Onu al fianco di Albanese, ma la tensione resta alta
Nonostante la pressione, Albanese si dice “sostenuta dalle Nazioni Unite”. Rispondendo al conduttore Corrado Formigli, ha detto: “Forse non ho commesso errori”, riferendosi al suo lavoro. Ha aggiunto: “Mi sento supportata dall’Onu, perché sono gli Stati a decidere. Oltre a Francia, Germania e Italia, continuo a ricevere riconoscimenti istituzionali per gli 850 giorni passati a documentare atti di genocidio”.
Per Albanese, gli attacchi ripetuti all’Onu rischiano di indebolire l’intera organizzazione. “Se le Nazioni Unite cedono, salta l’istituzione che garantisce la pace”, ha avvertito. Un messaggio che arriva in un momento delicato, con il Consiglio per i Diritti Umani chiamato a pronunciarsi il 23 febbraio a Ginevra.
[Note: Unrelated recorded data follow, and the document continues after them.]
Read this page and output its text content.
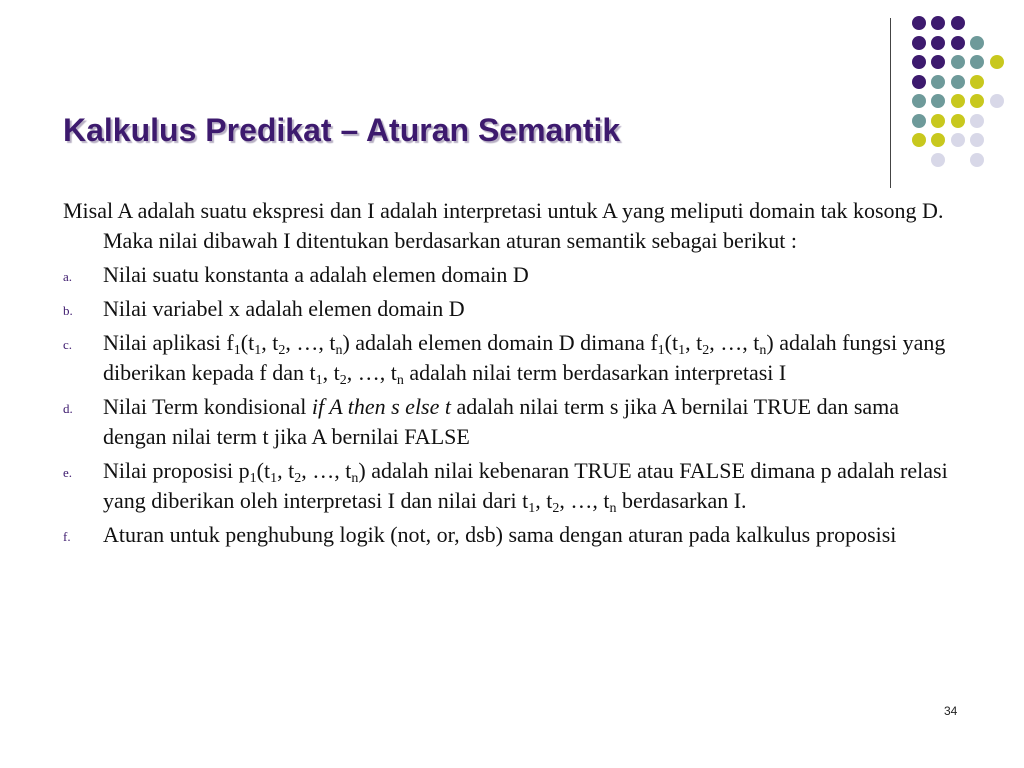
Kalkulus Predikat – Aturan Semantik

Misal A adalah suatu ekspresi dan I adalah interpretasi untuk A yang meliputi domain tak kosong D. Maka nilai dibawah I ditentukan berdasarkan aturan semantik sebagai berikut :

a. Nilai suatu konstanta a adalah elemen domain D
b. Nilai variabel x adalah elemen domain D
c. Nilai aplikasi $f_1(t_1$, $t_2$, …, $t_n$) adalah elemen domain D dimana $f_1(t_1$, $t_2$, …, $t_n$) adalah fungsi yang diberikan kepada f dan $t_1$, $t_2$, …, $t_n$ adalah nilai term berdasarkan interpretasi I
d. Nilai Term kondisional if A then s else t adalah nilai term s jika A bernilai TRUE dan sama dengan nilai term t jika A bernilai FALSE
e. Nilai proposisi $p_1(t_1$, $t_2$, …, $t_n$) adalah nilai kebenaran TRUE atau FALSE dimana p adalah relasi yang diberikan oleh interpretasi I dan nilai dari $t_1$, $t_2$, …, $t_n$ berdasarkan I.
f. Aturan untuk penghubung logik (not, or, dsb) sama dengan aturan pada kalkulus proposisi
34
Segre e le polemiche: “Non si può strumentalizzare la memoria”
Durante la trasmissione, Albanese ha toccato anche il tema della senatrice Liliana Segre, spesso citata nel dibattito pubblico italiano. “Mi dà fastidio che la senatrice Segre venga sempre usata come esempio per negare un genocidio. Non si può strumentalizzare la vita e l’esperienza di una persona”, ha detto la relatrice Onu. Ha poi smentito con decisione di aver mai detto che “una vittima dell’Olocausto non può parlare di genocidio”. “Non ho mai detto una cosa del genere”, ha ribadito con fermezza.
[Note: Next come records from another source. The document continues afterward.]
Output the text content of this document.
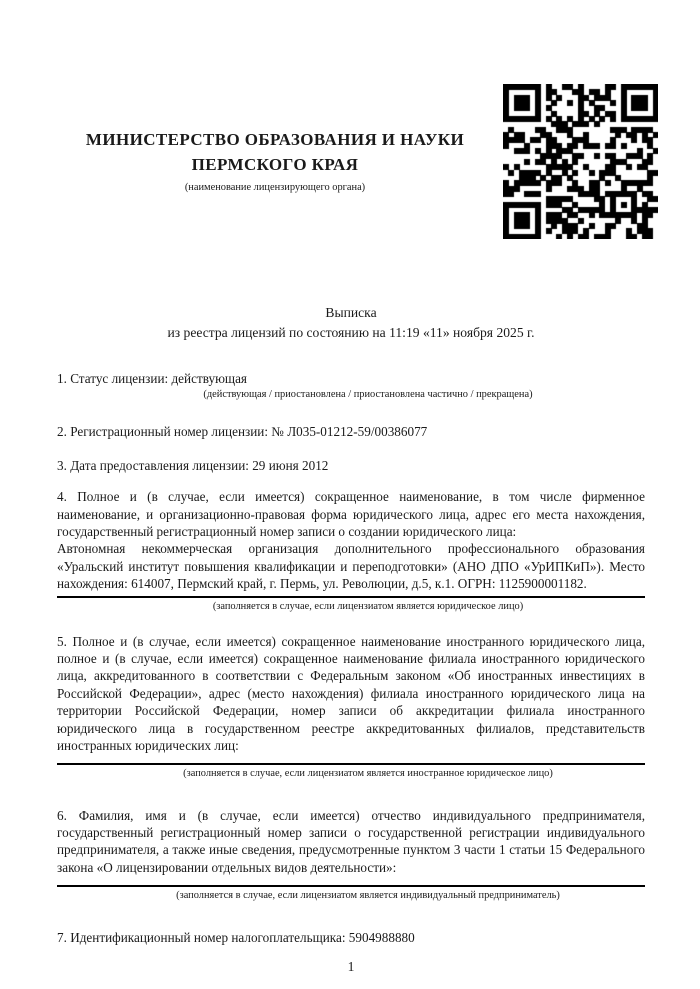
МИНИСТЕРСТВО ОБРАЗОВАНИЯ И НАУКИ
ПЕРМСКОГО КРАЯ
(наименование лицензирующего органа)
Выписка
из реестра лицензий по состоянию на 11:19 «11» ноября 2025 г.

1. Статус лицензии: действующая

(действующая / приостановлена / приостановлена частично / прекращена)

2. Регистрационный номер лицензии: № Л035-01212-59/00386077

3. Дата предоставления лицензии: 29 июня 2012

4. Полное и (в случае, если имеется) сокращенное наименование, в том числе фирменное наименование, и организационно-правовая форма юридического лица, адрес его места нахождения, государственный регистрационный номер записи о создании юридического лица:

Автономная некоммерческая организация дополнительного профессионального образования «Уральский институт повышения квалификации и переподготовки» (АНО ДПО «УрИПКиП»). Место нахождения: 614007, Пермский край, г. Пермь, ул. Революции, д.5, к.1. ОГРН: 1125900001182.

(заполняется в случае, если лицензиатом является юридическое лицо)

5. Полное и (в случае, если имеется) сокращенное наименование иностранного юридического лица, полное и (в случае, если имеется) сокращенное наименование филиала иностранного юридического лица, аккредитованного в соответствии с Федеральным законом «Об иностранных инвестициях в Российской Федерации», адрес (место нахождения) филиала иностранного юридического лица на территории Российской Федерации, номер записи об аккредитации филиала иностранного юридического лица в государственном реестре аккредитованных филиалов, представительств иностранных юридических лиц:

(заполняется в случае, если лицензиатом является иностранное юридическое лицо)

6. Фамилия, имя и (в случае, если имеется) отчество индивидуального предпринимателя, государственный регистрационный номер записи о государственной регистрации индивидуального предпринимателя, а также иные сведения, предусмотренные пунктом 3 части 1 статьи 15 Федерального закона «О лицензировании отдельных видов деятельности»:

(заполняется в случае, если лицензиатом является индивидуальный предприниматель)

7. Идентификационный номер налогоплательщика: 5904988880

1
La posizione ufficiale dell’Onu: spazio al confronto tra Stati
Anche il portavoce dell’Onu, Stephane Dujarric, è intervenuto durante il briefing quotidiano a New York. “Non sempre siamo d’accordo con tutto quello che dice Francesca Albanese, ma spetta agli Stati membri, se non sono d’accordo, usare i canali giusti per fare sentire la loro voce”, ha spiegato. Dujarric ha ricordato che Albanese è una “relatrice speciale nominata dal Consiglio per i Diritti Umani, ha il diritto di parlare e gli Stati possono sostenerla o criticarla. Se ci sono problemi, tocca agli Stati agire nel Consiglio”.
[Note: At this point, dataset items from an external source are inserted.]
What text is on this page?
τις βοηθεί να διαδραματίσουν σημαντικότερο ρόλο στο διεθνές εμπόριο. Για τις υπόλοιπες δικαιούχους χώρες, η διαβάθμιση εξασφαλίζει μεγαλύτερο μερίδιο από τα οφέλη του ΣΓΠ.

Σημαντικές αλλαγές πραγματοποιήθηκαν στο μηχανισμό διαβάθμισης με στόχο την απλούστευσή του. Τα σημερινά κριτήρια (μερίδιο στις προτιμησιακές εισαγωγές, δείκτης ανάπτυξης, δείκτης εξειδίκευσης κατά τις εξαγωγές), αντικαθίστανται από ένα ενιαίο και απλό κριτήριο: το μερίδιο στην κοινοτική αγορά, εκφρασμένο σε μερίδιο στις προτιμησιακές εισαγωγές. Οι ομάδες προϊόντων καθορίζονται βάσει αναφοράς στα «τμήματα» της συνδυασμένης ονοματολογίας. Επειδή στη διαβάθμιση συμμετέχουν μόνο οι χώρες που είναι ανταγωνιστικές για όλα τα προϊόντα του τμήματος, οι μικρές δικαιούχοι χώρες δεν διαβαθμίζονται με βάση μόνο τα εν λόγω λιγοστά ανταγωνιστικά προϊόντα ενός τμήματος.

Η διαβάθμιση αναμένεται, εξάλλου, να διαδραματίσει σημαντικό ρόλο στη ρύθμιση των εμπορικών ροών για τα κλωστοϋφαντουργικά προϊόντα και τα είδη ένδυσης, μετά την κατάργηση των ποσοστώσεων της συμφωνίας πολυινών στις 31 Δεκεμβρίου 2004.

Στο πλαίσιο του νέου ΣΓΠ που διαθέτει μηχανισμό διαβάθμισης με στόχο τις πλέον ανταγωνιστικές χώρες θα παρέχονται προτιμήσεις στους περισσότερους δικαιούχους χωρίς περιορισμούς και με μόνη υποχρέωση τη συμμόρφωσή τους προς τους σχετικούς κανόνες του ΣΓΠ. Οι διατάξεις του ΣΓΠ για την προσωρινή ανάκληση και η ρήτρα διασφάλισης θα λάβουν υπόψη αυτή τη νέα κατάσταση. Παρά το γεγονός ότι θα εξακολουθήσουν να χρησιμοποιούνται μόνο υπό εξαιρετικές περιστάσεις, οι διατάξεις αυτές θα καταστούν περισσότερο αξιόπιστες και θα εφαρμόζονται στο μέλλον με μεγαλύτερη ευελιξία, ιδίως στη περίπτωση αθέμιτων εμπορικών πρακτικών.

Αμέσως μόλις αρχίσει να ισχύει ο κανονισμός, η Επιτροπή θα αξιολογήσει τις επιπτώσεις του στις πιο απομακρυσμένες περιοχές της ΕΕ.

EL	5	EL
La questione delle dimissioni sarà affrontata ufficialmente dalla comunità internazionale tra dieci giorni a Ginevra. Nel frattempo, la vicenda continua a far discutere sulle responsabilità e i limiti del ruolo degli esperti indipendenti dell’Onu, in un clima segnato da forti divisioni tra i Paesi.
Tensione alta tra diplomazia e diritti umani
La crisi attorno a Francesca Albanese riflette le crescenti tensioni tra alcuni Paesi europei e le istituzioni internazionali sul tema dei diritti umani e della gestione dei conflitti. In queste ore, la relatrice speciale resta al centro di una controversia che mette in gioco la credibilità dell’Onu e la sua capacità di mediare nelle questioni più delicate del panorama mondiale.